Some of this is right. I'm not going to check the percentages or numbers - Fonterra is by all accounts the dominant local player. They set prices paid to their farmer members based on their forecasts of the results of the coming dairy auctions. A farmer who doesn't like Fonterra's pricing can join up with somebody else, or start their own processing company. Synlait is one of the bigger alternatives to Fonterra, but there are others. 

Fluid milk prices here are not cheap, but do vary with international prices. Where you see the real differences is in prices of processed goods: excellent ice creams and cheeses, and baby formula, are very reasonably priced compared to North American alternatives. Canada's system runs a really complicated set of protective tariffs and differential pricing on industrial versus consumer milk so that the costs of the whole apparatus remains opaque to consumers. If your cheese is not so hot and very expensive, do you blame supply management? Too many steps in the production chain for consumers to know where to pin the blame. 

Anybody in New Zealand, if they wanted to, could start a dairy farm asking nobody's permission - and certainly not Fonterra's.
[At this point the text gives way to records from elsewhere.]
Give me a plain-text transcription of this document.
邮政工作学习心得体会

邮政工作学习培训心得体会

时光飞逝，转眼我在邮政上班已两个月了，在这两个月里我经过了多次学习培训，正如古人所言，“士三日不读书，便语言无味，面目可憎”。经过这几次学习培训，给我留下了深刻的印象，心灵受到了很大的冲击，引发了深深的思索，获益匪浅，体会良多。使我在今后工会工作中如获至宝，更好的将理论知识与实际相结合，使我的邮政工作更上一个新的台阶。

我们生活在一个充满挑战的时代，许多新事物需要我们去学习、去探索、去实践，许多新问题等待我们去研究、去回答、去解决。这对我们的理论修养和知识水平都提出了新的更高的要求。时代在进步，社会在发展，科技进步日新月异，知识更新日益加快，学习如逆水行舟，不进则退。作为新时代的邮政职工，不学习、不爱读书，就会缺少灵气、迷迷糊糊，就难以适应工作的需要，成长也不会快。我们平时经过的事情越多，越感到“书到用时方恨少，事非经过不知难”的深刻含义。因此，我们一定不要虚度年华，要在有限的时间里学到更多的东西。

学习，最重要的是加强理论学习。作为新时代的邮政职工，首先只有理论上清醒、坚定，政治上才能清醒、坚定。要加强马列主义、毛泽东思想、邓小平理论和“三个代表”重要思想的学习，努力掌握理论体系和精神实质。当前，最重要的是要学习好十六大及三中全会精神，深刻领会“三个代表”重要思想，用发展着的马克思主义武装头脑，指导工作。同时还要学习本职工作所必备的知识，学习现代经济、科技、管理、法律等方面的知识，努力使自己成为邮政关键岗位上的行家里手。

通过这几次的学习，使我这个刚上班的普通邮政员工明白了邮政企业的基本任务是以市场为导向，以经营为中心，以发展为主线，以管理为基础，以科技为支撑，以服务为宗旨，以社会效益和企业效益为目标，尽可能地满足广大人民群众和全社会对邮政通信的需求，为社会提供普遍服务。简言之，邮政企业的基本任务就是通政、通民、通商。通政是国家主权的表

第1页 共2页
They could do on-farm processing of their own product, subject to the usual health regs, and then sell it to anybody who wanted it: again, no permission needed other than the check that you're running a sanitary facility. A farmer and his neighbour could write whatever contracts they wanted for the former to supply the milk and the latter to process it.
Fonterra is a big part of the New Zealand market. But if you milk a cow without their permission here, nobody cares. If you milk a cow in Canada without the dairy board's permission, they'll throw you in jail. 

Canadians need to stop seeing the quota management system as this big friendly thing protecting Canadian consumers from bad American milk. Truth is, Canada could set whatever quality controls it wanted on milk for sale to consumers. Some growth hormone that the government doesn't like in milk? You can ban its being in milk for sale to consumers, and you don't need supply management to do it. The dairy system instead is a lot more like the New York taxicab system. It needs a little Uber.